I think of myself as good at my job. I do not tolerate talking back, whining, kicking, hitting or screaming, or time-outs will occur without hesitation. Needless to say, the kids are well-behaved with me.

When the parents come home, however, that’s another story. As I am leaving, I see the children start acting badly and even kick and hit their parents! My concern is that their parents are not doing anything about this behavior. It pains me because these poor children are allowed to act out.

They are great kids, but need a little discipline after I leave the house at the end of the day. I am extremely shy, and it would be hard to confront the parents to show more discipline. Can you help me? – CATHY IN CLEVELAND

DEAR CATHY:
It would not be “confronting” the parents to have a private chat with them and explain that their children don’t kick and hit you, nor do they talk back or scream – and the reason is the penalty will be an immediate time-out. Those parents could use the lesson, and you would be helping the family to speak up. Your shyness will lessen when you concentrate on the importance of your message instead of yourself.

DEAR ABBY: There was an accident right behind my house. Many of my friends saw it unfold in front of them. Nobody was killed or seriously injured in the accident. All my friends did the following day was act like it had been a horribly traumatizing experience.

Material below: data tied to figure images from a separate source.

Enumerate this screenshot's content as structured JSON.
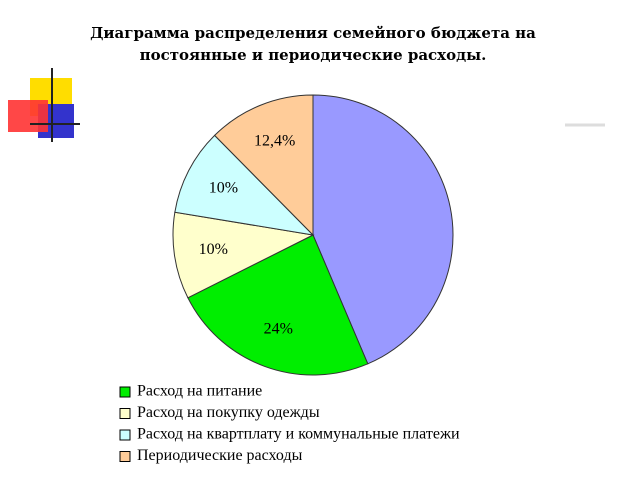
{
  "chart_data": {
    "type": "pie",
    "title": [
      "Диаграмма распределения семейного бюджета на",
      "постоянные и периодические расходы."
    ],
    "categories": [
      null,
      "Расход на питание",
      "Расход на покупку одежды",
      "Расход на квартплату и коммунальные платежи",
      "Периодические расходы"
    ],
    "values": [
      43.6,
      24,
      10,
      10,
      12.4
    ],
    "value_labels": [
      null,
      "24%",
      "10%",
      "10%",
      "12,4%"
    ],
    "colors": [
      "#9999ff",
      "#00ee00",
      "#ffffcc",
      "#ccffff",
      "#ffcc99"
    ]
  }
}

Yet when I was 11 years old, I watched a family friend die only a few feet away from me. I told my friends that my experience was obviously more traumatizing. I explained it like this: They watched four people they didn’t know get into an accident because the driver was high on marijuana. I saw someone actually die.

They insist it’s all the same thing. I say they’re blowing it out of proportion, and they’re calling me insensitive. Are they right? – KYLE IN CONNECTICUT

DEAR KYLE:
Perhaps. One man’s trauma can be business as usual to someone else. Assuming your friends had never witnessed an accident, their experience probably was upsetting. What you witnessed was undeniably traumatic.

However, it is not necessary to be right all the time. Rather than alienate your friends because you need to be right, let them heal from their “trauma” and drop the subject.

DEAR ABBY: Can you answer a question about cell phone etiquette? If I’m in a store, and someone near me is having what I would consider a personal conversation, should I leave that aisle, or should the other person move to a location where he or she cannot be overheard to have that conversation? – JOHNNY IN GASSVILLE, ARK.

DEAR JOHNNY: It is amazing how many people using cell phones in public have selective amnesia and forget that they can be overheard. You should not have to move away to avoid hearing what is being discussed. Common sense dictates that it is the responsibility of anyone using a cell phone to safeguard the information being shared.